A recent article in The Atlantic Monthly rocked my boat. "Understanding Hamas’s Genocidal Ideology" by Bruce Hoffman - CLICK HERE - made the Hamas Covenant (1988) sound pretty outlandish to me. So, a quick Google search and I could easily find an online copy of the full translated documented - with thanks (ironically!) to Yale Law School. CLICK HERE
All I know to say is that both the article and the Hamas Covenant are harrowing reading. Hoffman seems correct to me when he says that the Covenant is reminiscent of Adolf Hitler's 1933 personal manifesto Mein Kampf.
Hoffman summarizes the 36 articles of the Hamas Covenant in this way:
- The complete destruction of Israel as an essential condition for the liberation of Palestine and the establishment of a theocratic state based on Islamic law (Sharia),
- The need for both unrestrained and unceasing holy war (jihad) to attain the above objective,
- The deliberate disdain for, and dismissal of, any negotiated resolution or political settlement of Jewish and Muslim claims to the Holy Land, and
- The reinforcement of historical anti-Semitic tropes and calumnies married to sinister conspiracy theories.

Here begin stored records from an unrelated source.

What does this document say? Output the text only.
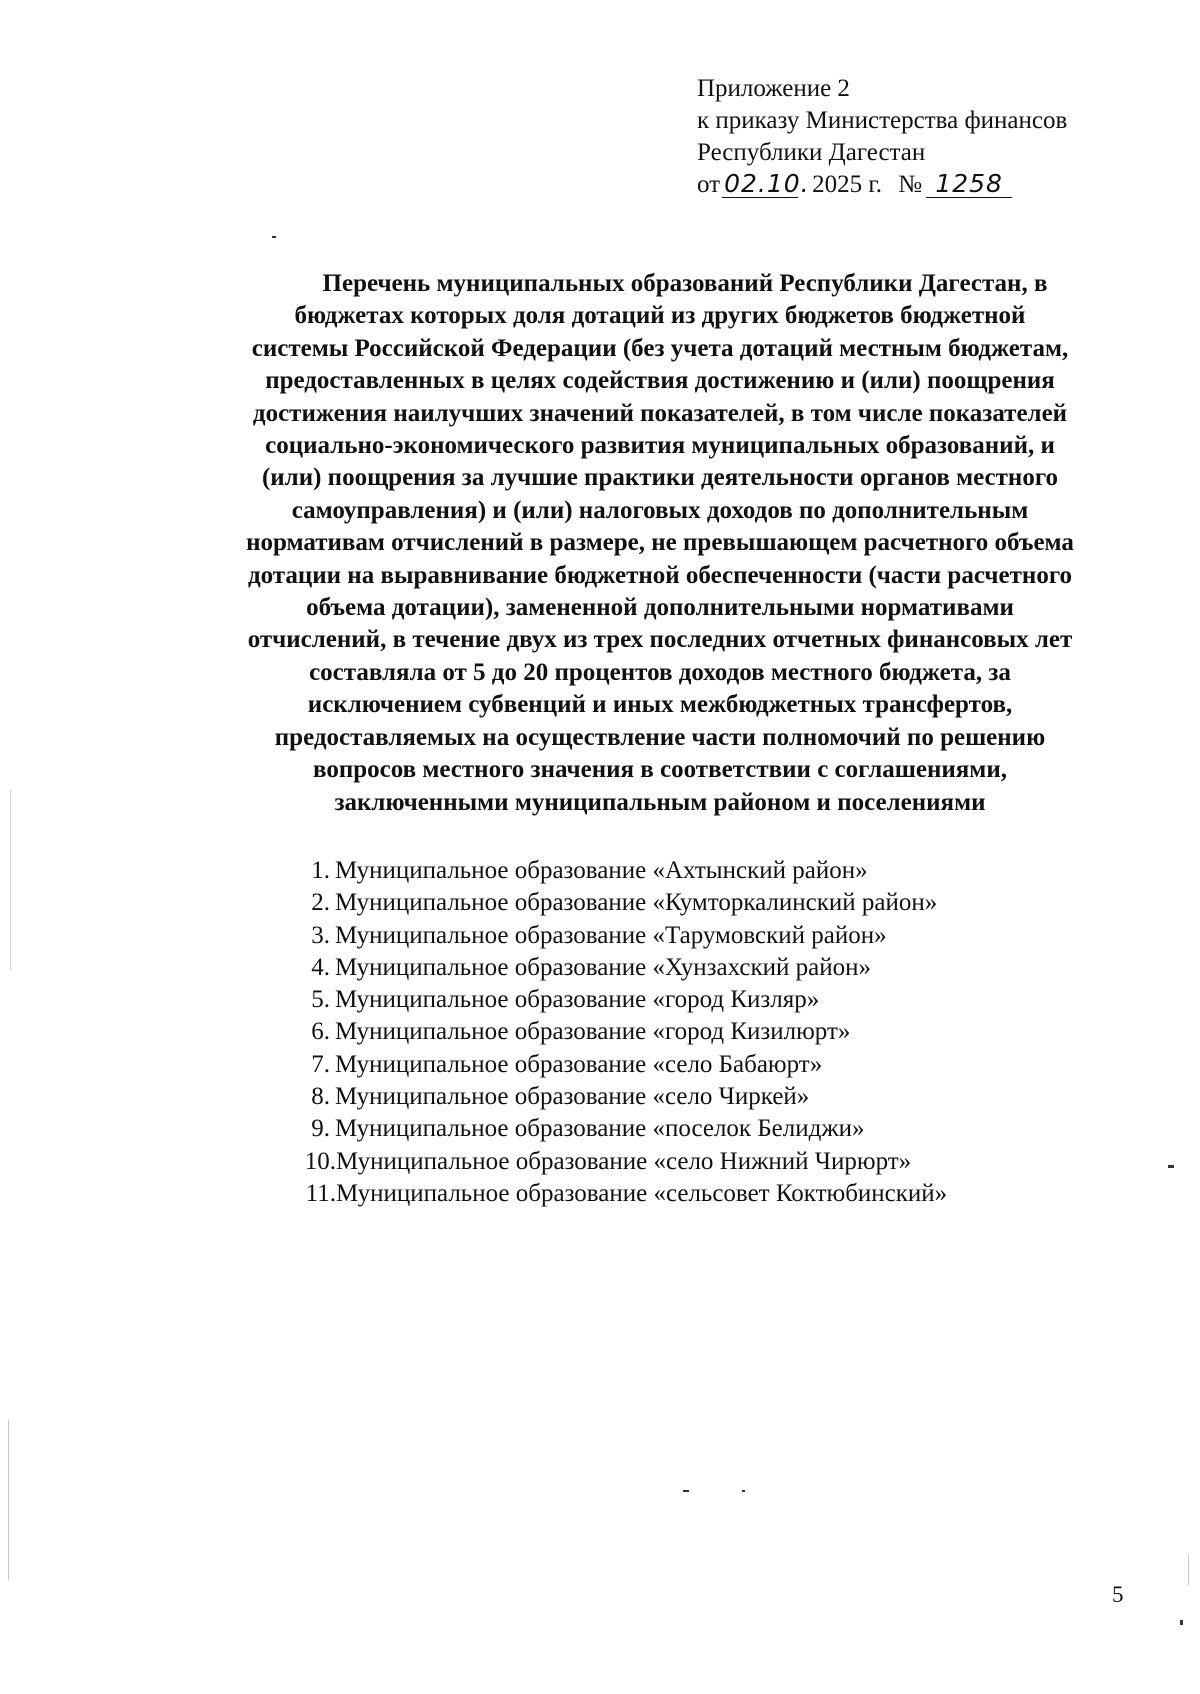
Приложение 2
к приказу Министерства финансов
Республики Дагестан
от 02.10.2025 г. № 1258
Перечень муниципальных образований Республики Дагестан, в
бюджетах которых доля дотаций из других бюджетов бюджетной
системы Российской Федерации (без учета дотаций местным бюджетам,
предоставленных в целях содействия достижению и (или) поощрения
достижения наилучших значений показателей, в том числе показателей
социально-экономического развития муниципальных образований, и
(или) поощрения за лучшие практики деятельности органов местного
самоуправления) и (или) налоговых доходов по дополнительным
нормативам отчислений в размере, не превышающем расчетного объема
дотации на выравнивание бюджетной обеспеченности (части расчетного
объема дотации), замененной дополнительными нормативами
отчислений, в течение двух из трех последних отчетных финансовых лет
составляла от 5 до 20 процентов доходов местного бюджета, за
исключением субвенций и иных межбюджетных трансфертов,
предоставляемых на осуществление части полномочий по решению
вопросов местного значения в соответствии с соглашениями,
заключенными муниципальным районом и поселениями
1. Муниципальное образование «Ахтынский район»
2. Муниципальное образование «Кумторкалинский район»
3. Муниципальное образование «Тарумовский район»
4. Муниципальное образование «Хунзахский район»
5. Муниципальное образование «город Кизляр»
6. Муниципальное образование «город Кизилюрт»
7. Муниципальное образование «село Бабаюрт»
8. Муниципальное образование «село Чиркей»
9. Муниципальное образование «поселок Белиджи»
10. Муниципальное образование «село Нижний Чирюрт»
11. Муниципальное образование «сельсовет Коктюбинский»
5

Reading the full text, I find 3 separate references to the Rotary Club (!!!!!) as part of the international Zionist conspiracy that must be resisted? The Rotary Club?
After reading this I am no longer surprised that Hamas would build their command structure headquarters underneath a civilian hospital.
I am horrified to watch video of the carnage in Gaza right now - children buried in rubble, civilian deaths, the destruction of infrastructure. But after reading Hamas' own words and Hoffman's analysis of them, those videos now remind me of the photographs taken after the Allied firebombing of Berlin and Dresden in World War II. Horrifying? Certainly. Did they cross a line of justice? Perhaps. That is worth a hard discussion. But Hamas sounds too much like the Nazis for me to find an easy resolution. I'm not coming up with any slogans that fit on a sign or shout through a bull horn.
How does one separate Palestinian civilians from Hamas idealogues? I'm not sure, but would love to figure that one out. How does Israel wage war against Hamas in such a way that civilians are not injured, or just as disconcerting, radicalized to support Hamas? That is another sleepless night of prayer and pondering.
I'm not in a position to answer those questions, but I am in a position to raise them. And I am using them as I pray. My experience pastoring church members in the Washington, DC area who were involved in national security settings has lead me to pray in this way:
- For people I do not know
- Who are tasked with making decisions I am not faced with
- Involving facts that I do not have
- That have consequences we cannot completely project.